The Secret Garden

Apr 25, 2023 | Blog, Book Reviews

by Francis Hodgson Burnett

What an excellent book!  A bossy, spoiled girl named Mary is living in India until she is sent to Yorkshire England to live with her very rich uncle in his mansion when her parents die in an epidemic.  The whole place seems to have a shadow over it, is shrouded in secrecy and her sour personality fits right in.  She never sees her uncle who is always out of town, though he denies her no financial comfort.  His wife had died and he’d never pulled out of the grief.  On account of her unpleasant personality, the staff does not like her and they all think she is unattractive.  Martha, however, a young servant girl about Mary’s age from a large poor family that lives on the Moor, befriends Mary and provides a doorway through which Mary becomes more independent, curious and personable.  It is Martha’s mother that sends a jump rope to Mary through Martha that Mary starts to spend a lot of time outside.  It is then that she starts to discover being a child, and begins to enjoy things that children like such as talking to robins and searching for doors to secret gardens.
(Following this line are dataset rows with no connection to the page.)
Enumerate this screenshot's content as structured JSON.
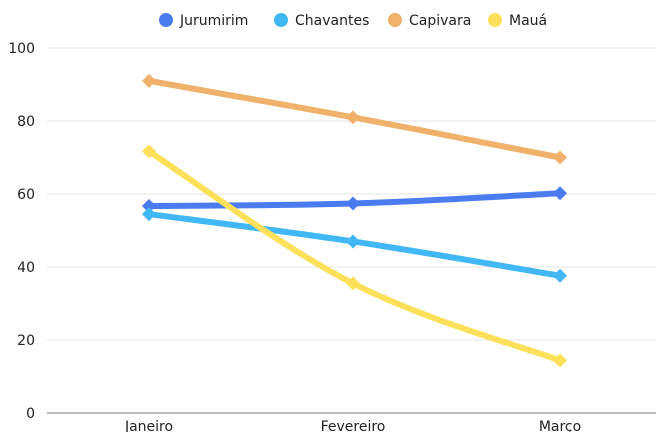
{
  "chart_data": {
    "type": "line",
    "categories": [
      "Janeiro",
      "Fevereiro",
      "Março"
    ],
    "series": [
      {
        "name": "Jurumirim",
        "color": "#4a7cf0",
        "values": [
          56.7,
          57.4,
          60.2
        ]
      },
      {
        "name": "Chavantes",
        "color": "#41b8f5",
        "values": [
          54.5,
          47.0,
          37.6
        ]
      },
      {
        "name": "Capivara",
        "color": "#f0b26b",
        "values": [
          91.0,
          81.0,
          70.0
        ]
      },
      {
        "name": "Mauá",
        "color": "#fde05a",
        "values": [
          71.7,
          35.5,
          14.4
        ]
      }
    ],
    "ylim": [
      0,
      100
    ],
    "yticks": [
      0,
      20,
      40,
      60,
      80,
      100
    ],
    "grid": true,
    "legend_position": "top-center",
    "marker": "diamond",
    "title": "",
    "xlabel": "",
    "ylabel": ""
  }
}
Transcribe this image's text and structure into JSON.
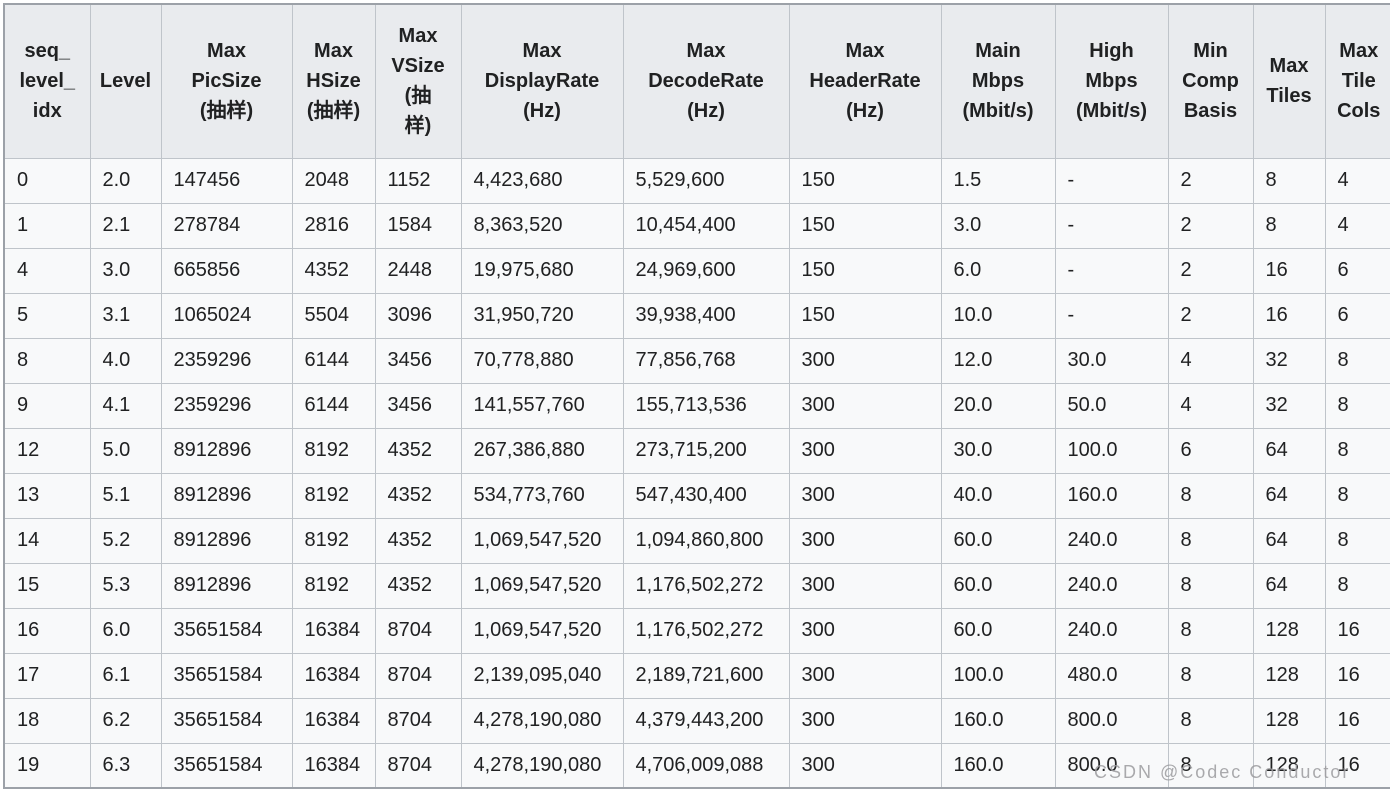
{
  "colors": {
    "header_bg": "#e9ebee",
    "row_bg": "#f8f9fa",
    "border": "#bfc4ca",
    "outer_border": "#9ca1a8",
    "text": "#202122",
    "watermark": "#9c9c9f"
  },
  "watermark": {
    "text": "CSDN @Codec Conductor"
  },
  "table": {
    "columns": [
      {
        "id": "seq_level_idx",
        "label": "seq_\nlevel_\nidx"
      },
      {
        "id": "level",
        "label": "Level"
      },
      {
        "id": "max_picsize",
        "label": "Max\nPicSize\n(抽样)"
      },
      {
        "id": "max_hsize",
        "label": "Max\nHSize\n(抽样)"
      },
      {
        "id": "max_vsize",
        "label": "Max\nVSize\n(抽\n样)"
      },
      {
        "id": "max_displayrate",
        "label": "Max\nDisplayRate\n(Hz)"
      },
      {
        "id": "max_decoderate",
        "label": "Max\nDecodeRate\n(Hz)"
      },
      {
        "id": "max_headerrate",
        "label": "Max\nHeaderRate\n(Hz)"
      },
      {
        "id": "main_mbps",
        "label": "Main\nMbps\n(Mbit/s)"
      },
      {
        "id": "high_mbps",
        "label": "High\nMbps\n(Mbit/s)"
      },
      {
        "id": "min_comp_basis",
        "label": "Min\nComp\nBasis"
      },
      {
        "id": "max_tiles",
        "label": "Max\nTiles"
      },
      {
        "id": "max_tile_cols",
        "label": "Max\nTile\nCols"
      }
    ],
    "rows": [
      [
        "0",
        "2.0",
        "147456",
        "2048",
        "1152",
        "4,423,680",
        "5,529,600",
        "150",
        "1.5",
        "-",
        "2",
        "8",
        "4"
      ],
      [
        "1",
        "2.1",
        "278784",
        "2816",
        "1584",
        "8,363,520",
        "10,454,400",
        "150",
        "3.0",
        "-",
        "2",
        "8",
        "4"
      ],
      [
        "4",
        "3.0",
        "665856",
        "4352",
        "2448",
        "19,975,680",
        "24,969,600",
        "150",
        "6.0",
        "-",
        "2",
        "16",
        "6"
      ],
      [
        "5",
        "3.1",
        "1065024",
        "5504",
        "3096",
        "31,950,720",
        "39,938,400",
        "150",
        "10.0",
        "-",
        "2",
        "16",
        "6"
      ],
      [
        "8",
        "4.0",
        "2359296",
        "6144",
        "3456",
        "70,778,880",
        "77,856,768",
        "300",
        "12.0",
        "30.0",
        "4",
        "32",
        "8"
      ],
      [
        "9",
        "4.1",
        "2359296",
        "6144",
        "3456",
        "141,557,760",
        "155,713,536",
        "300",
        "20.0",
        "50.0",
        "4",
        "32",
        "8"
      ],
      [
        "12",
        "5.0",
        "8912896",
        "8192",
        "4352",
        "267,386,880",
        "273,715,200",
        "300",
        "30.0",
        "100.0",
        "6",
        "64",
        "8"
      ],
      [
        "13",
        "5.1",
        "8912896",
        "8192",
        "4352",
        "534,773,760",
        "547,430,400",
        "300",
        "40.0",
        "160.0",
        "8",
        "64",
        "8"
      ],
      [
        "14",
        "5.2",
        "8912896",
        "8192",
        "4352",
        "1,069,547,520",
        "1,094,860,800",
        "300",
        "60.0",
        "240.0",
        "8",
        "64",
        "8"
      ],
      [
        "15",
        "5.3",
        "8912896",
        "8192",
        "4352",
        "1,069,547,520",
        "1,176,502,272",
        "300",
        "60.0",
        "240.0",
        "8",
        "64",
        "8"
      ],
      [
        "16",
        "6.0",
        "35651584",
        "16384",
        "8704",
        "1,069,547,520",
        "1,176,502,272",
        "300",
        "60.0",
        "240.0",
        "8",
        "128",
        "16"
      ],
      [
        "17",
        "6.1",
        "35651584",
        "16384",
        "8704",
        "2,139,095,040",
        "2,189,721,600",
        "300",
        "100.0",
        "480.0",
        "8",
        "128",
        "16"
      ],
      [
        "18",
        "6.2",
        "35651584",
        "16384",
        "8704",
        "4,278,190,080",
        "4,379,443,200",
        "300",
        "160.0",
        "800.0",
        "8",
        "128",
        "16"
      ],
      [
        "19",
        "6.3",
        "35651584",
        "16384",
        "8704",
        "4,278,190,080",
        "4,706,009,088",
        "300",
        "160.0",
        "800.0",
        "8",
        "128",
        "16"
      ]
    ]
  }
}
            All the time outside benefits her in every way as she becomes healthier, happier and discovers a way in to the secret garden.  It is through working in the garden with Martha’s brother Dickon, that her transformation into a happy, healthy agreeable child really takes hold.  This is also when she meets her cousin Colin, a sickly boy hidden away in the mansion because he doesn’t want anyone to see him on account of his insistence that he’s a hunch back and is going to die.  He, too, is a bossy, unpleasant child who has everyone in the house walking on egg shells so as not to send him into a temper.  It is funny and fitting that his equally spoiled cousin is the only one who can snap him out of his temper and point out the truth to him about himself.

            It’s a wonderful story of people learning that in order to improve their lives they need only to improve their thinking and to let the magic (child talk for God’s Grace) take hold of them and make them better.

            This was one of the best books I’ve ever read.  Aside from the difficulty of reading aloud the Yorkshire accent, which I know I failed at in every way, this book was engaging, funny and – I’m going to say it – magical.  It also gives you the urge to go outside and start gardening.  My son has been outside most afternoons since reading this trying to befriend a woodpecker “like Dickon”.  I’d read it a hundred more times and probably love it more each time.  In fact, I think this book would be good medicine for a lot of what ails many people today.  I whole-heartedly recommend it.